Und das lebendige Lehramt der Kirche bestätigt diese Wahrheit. Der große Papst Pius XI. hat in einer Enzyklika aus dem Jahre 1928 geschrieben: „An diesem geheimnisvollen Priestertum und an der Aufgabe, genugzutun und zu opfern, haben nicht nur die Anteil, deren unser Hoherpriester Jesus Christus sich bedient, um die makellose Opfergabe vom Aufgang der Sonne bis zum Niedergang an allen Orten dem göttlichen Namen darzubringen, sondern auch das ganze Christenvolk, das vom Apostelfürsten mit Recht ein auserwähltes Geschlecht, ein königliches Priestertum genannt wird.“ Also auch das lebendige Lehramt unserer Zeit tritt in die Fußstapfen des Neuen Testamentes und der Kirchenväter und bezeugt den priesterlichen Charakter des gesamten Gottesvolkes. Das jüngste Zeugnis für diese Wahrheit ist das Zweite Vatikanische Konzil, das in der berühmten Konstitution über die Kirche sagt: „Alle Christgläubigen sind durch die Taufe Christus einverleibt, zum Volk Gottes gemacht und des priesterlichen, prophetischen und königlichen Amtes Christi auf ihre Weise teilhaftig“ – alle sind des priesterlichen, des prophetischen und königlichen Amtes Christi auf ihre Weise teilhaftig –, „und sie üben zu ihrem Teil die Sendung des ganzen christlichen Volkes in der Kirche und in der Welt aus.“

Die gläubigen Theologen haben nun diese Wahrheiten in Begriffe zu fassen versucht und zu zeigen unternommen, wieso alle Gläubigen im echten und nicht bloß im bildlichen Sinne priesterlichen Charakter haben. Sie sind erstens von Gott auserwählt und berufen, sie sind zweitens in besonderer Weise Gott übereignet, sie haben drittens eine eigene Weihe oder Heiligung empfangen, und sie haben viertens die Befähigung, Gott zu nahen und ihm Gaben darzubringen.
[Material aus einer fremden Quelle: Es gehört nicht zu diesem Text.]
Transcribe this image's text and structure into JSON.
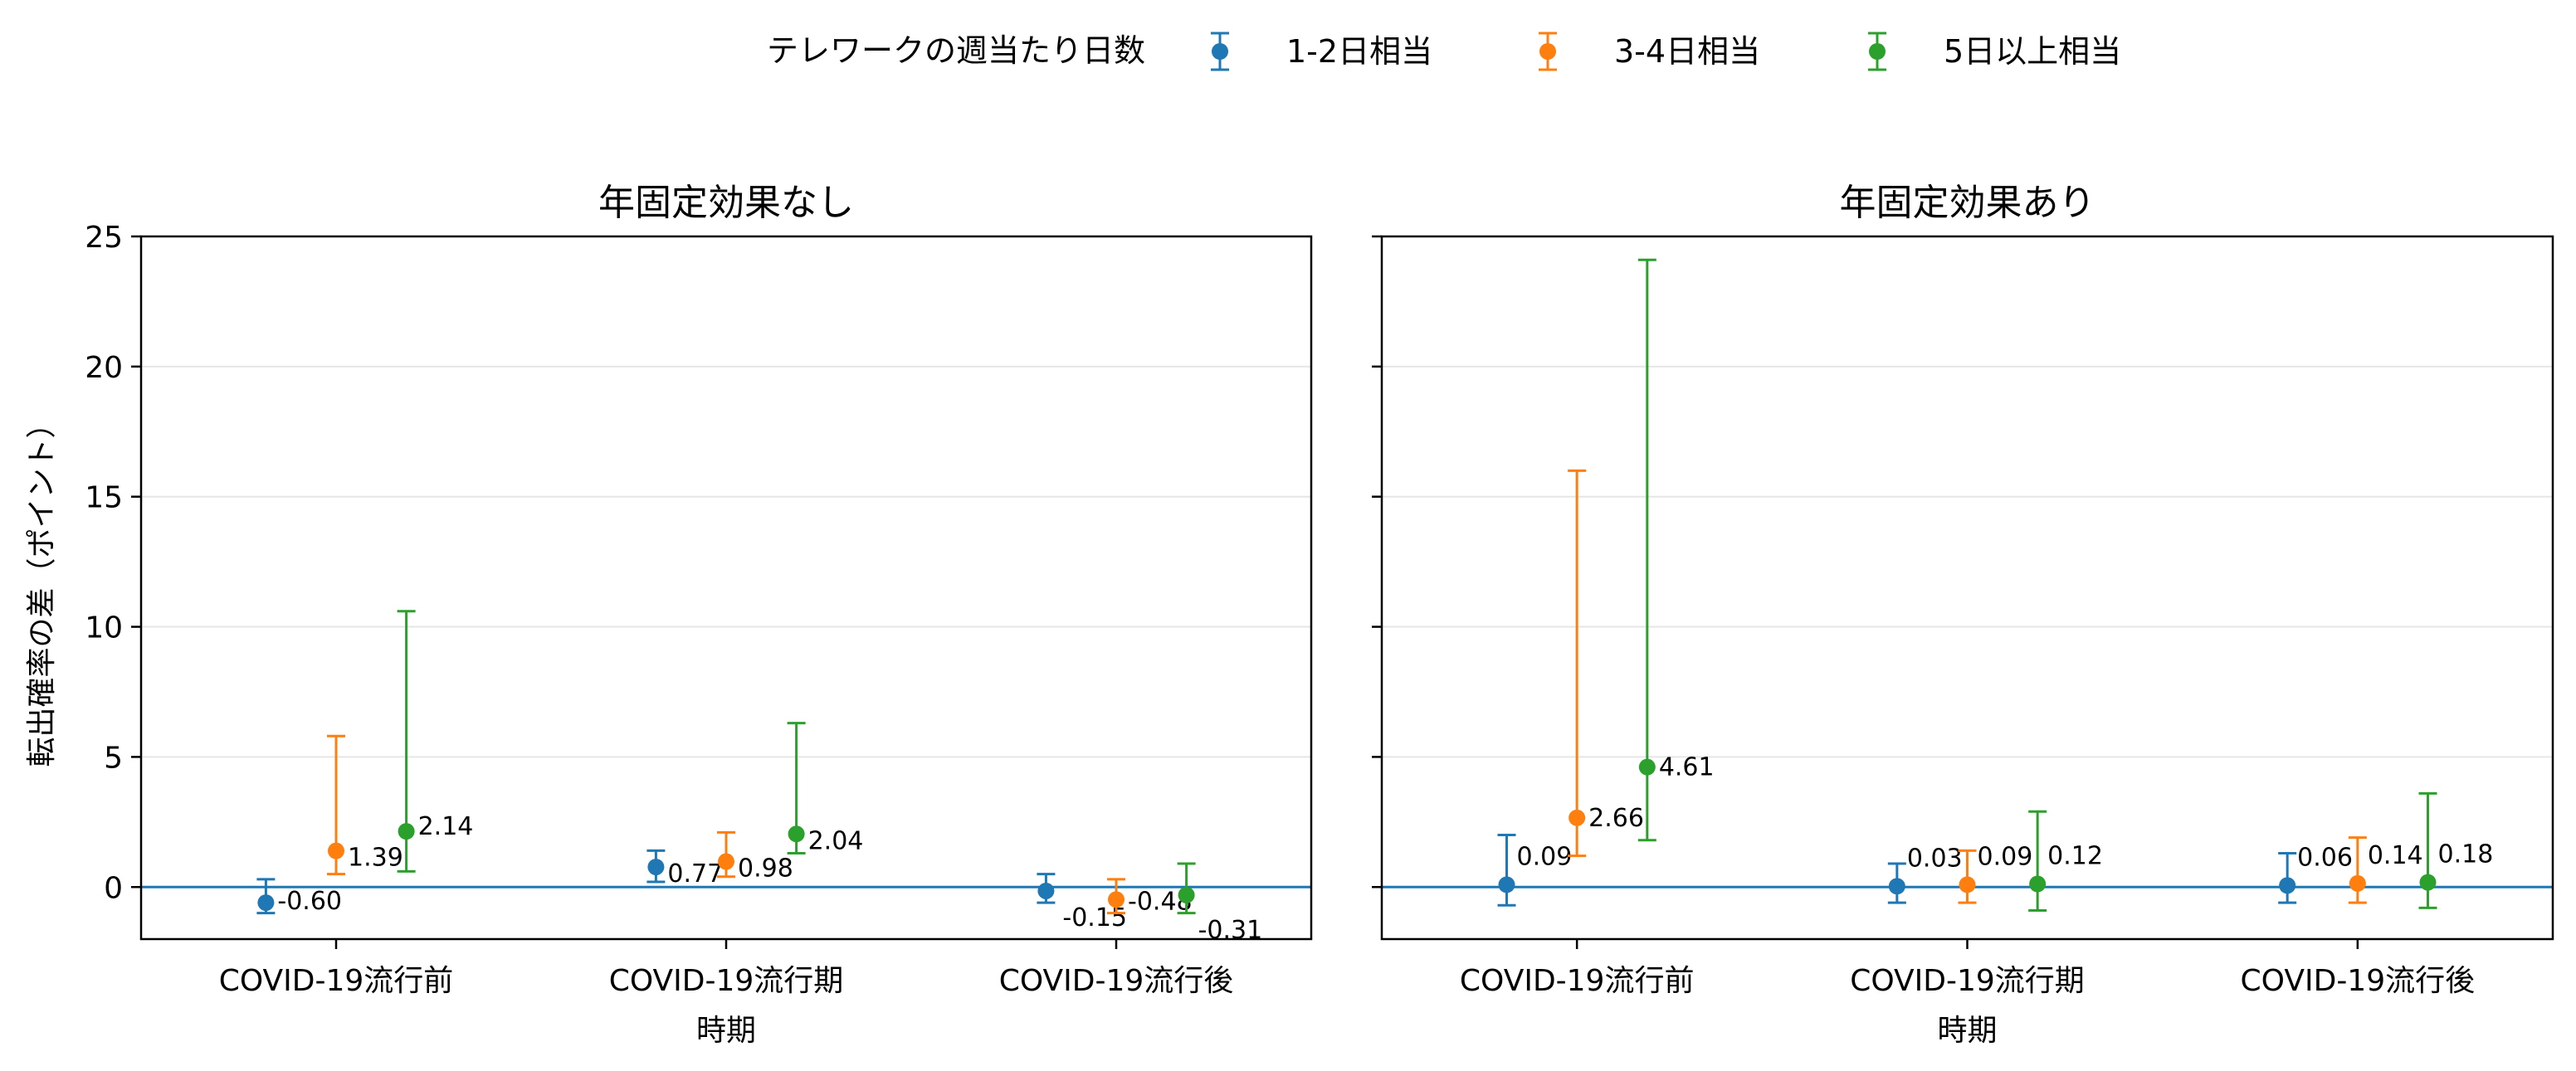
{
  "legend": {
    "title": "テレワークの週当たり日数",
    "location": "top-center"
  },
  "chart_data": [
    {
      "type": "scatter",
      "title": "年固定効果なし",
      "xlabel": "時期",
      "ylabel": "転出確率の差（ポイント）",
      "categories": [
        "COVID-19流行前",
        "COVID-19流行期",
        "COVID-19流行後"
      ],
      "ylim": [
        -2,
        25
      ],
      "yticks": [
        0,
        5,
        10,
        15,
        20,
        25
      ],
      "grid": true,
      "reference_line": 0,
      "series": [
        {
          "name": "1-2日相当",
          "color": "#1f77b4",
          "values": [
            -0.6,
            0.77,
            -0.15
          ],
          "lower": [
            -1.0,
            0.2,
            -0.6
          ],
          "upper": [
            0.3,
            1.4,
            0.5
          ],
          "labels": [
            "-0.60",
            "0.77",
            "-0.15"
          ]
        },
        {
          "name": "3-4日相当",
          "color": "#ff7f0e",
          "values": [
            1.39,
            0.98,
            -0.48
          ],
          "lower": [
            0.5,
            0.4,
            -1.0
          ],
          "upper": [
            5.8,
            2.1,
            0.3
          ],
          "labels": [
            "1.39",
            "0.98",
            "-0.48"
          ]
        },
        {
          "name": "5日以上相当",
          "color": "#2ca02c",
          "values": [
            2.14,
            2.04,
            -0.31
          ],
          "lower": [
            0.6,
            1.3,
            -1.0
          ],
          "upper": [
            10.6,
            6.3,
            0.9
          ],
          "labels": [
            "2.14",
            "2.04",
            "-0.31"
          ]
        }
      ]
    },
    {
      "type": "scatter",
      "title": "年固定効果あり",
      "xlabel": "時期",
      "ylabel": "",
      "categories": [
        "COVID-19流行前",
        "COVID-19流行期",
        "COVID-19流行後"
      ],
      "ylim": [
        -2,
        25
      ],
      "yticks": [
        0,
        5,
        10,
        15,
        20,
        25
      ],
      "grid": true,
      "reference_line": 0,
      "series": [
        {
          "name": "1-2日相当",
          "color": "#1f77b4",
          "values": [
            0.09,
            0.03,
            0.06
          ],
          "lower": [
            -0.7,
            -0.6,
            -0.6
          ],
          "upper": [
            2.0,
            0.9,
            1.3
          ],
          "labels": [
            "0.09",
            "0.03",
            "0.06"
          ]
        },
        {
          "name": "3-4日相当",
          "color": "#ff7f0e",
          "values": [
            2.66,
            0.09,
            0.14
          ],
          "lower": [
            1.2,
            -0.6,
            -0.6
          ],
          "upper": [
            16.0,
            1.4,
            1.9
          ],
          "labels": [
            "2.66",
            "0.09",
            "0.14"
          ]
        },
        {
          "name": "5日以上相当",
          "color": "#2ca02c",
          "values": [
            4.61,
            0.12,
            0.18
          ],
          "lower": [
            1.8,
            -0.9,
            -0.8
          ],
          "upper": [
            24.1,
            2.9,
            3.6
          ],
          "labels": [
            "4.61",
            "0.12",
            "0.18"
          ]
        }
      ]
    }
  ]
}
Bei diesen Ausführungen ist vielleicht dem einen oder anderen von Ihnen der Gedanke gekommen: Wenn dieses allgemeine Priestertum eine Wirklichkeit ist und nicht bloß eine bildliche Redeweise, tritt man damit nicht dem besonderen Priestertum zu nahe? Wie ist denn das im Verhältnis des besonderen Priestertums zum allgemeinen Priestertum und umgekehrt? Tatsächlich hat es im Laufe der Kirchengeschichte Irrlehrer gegeben, welche das besondere Priestertum verneinten und nur das allgemeine Priestertum gelten ließen. Ich erwähne die Waldenser, die im 12./ 13. Jahrhundert eine eigene Religionsgemeinschaft aufbauten. Ich erwähne vor allem Martin Luther. Er hat das besondere Priestertum verworfen und nur das allgemeine Priestertum gelten lassen. In einem seiner Texte sagt er: „Alles, was aus der Taufe gekrochen ist, mag sich rühmen, daß es zum Priester, zum Bischof, zum Papst geweiht sei.“ Das ist eine glatte und runde Leugnung des besonderes Priestertums.

Wir haben also jetzt die Aufgabe, das Verhältnis des allgemeinen zum besonderen Priestertum darzustellen. Dazu ist zu sagen, daß erstens das allgemeine Priestertum dem besonderen Priestertum nicht zu nahe tritt. Denn das besondere Priestertum hat eben von Gott, von Christus besondere Aufgaben empfangen. Ihm ist beispielsweise die Feier des Meßopfers anvertraut, und darin ist der Priester unvertretbar. Kein durch die Taufe in das allgemeine Priestertum Eingetretener ist fähig, die Gaben durch den Heiligen Geist zu wandeln, wie es der geweihte Priester ist. Allgemeines Priestertum und Amtspriestertum sind, wie das Zweite Vatikanische Konzil sagt, „dem Wesen nach“ verschieden. „Das allgemeine Priestertum der Gläubigen und das Priestertum des hierarchischen Dienstes unterscheiden sich dem Wesen und nicht bloß dem Grade nach.“ Sie sind also nicht nur bestimmte Stufen innerhalb ein und desselben Priestertums, nein, es sind ganz andere Priestertümer.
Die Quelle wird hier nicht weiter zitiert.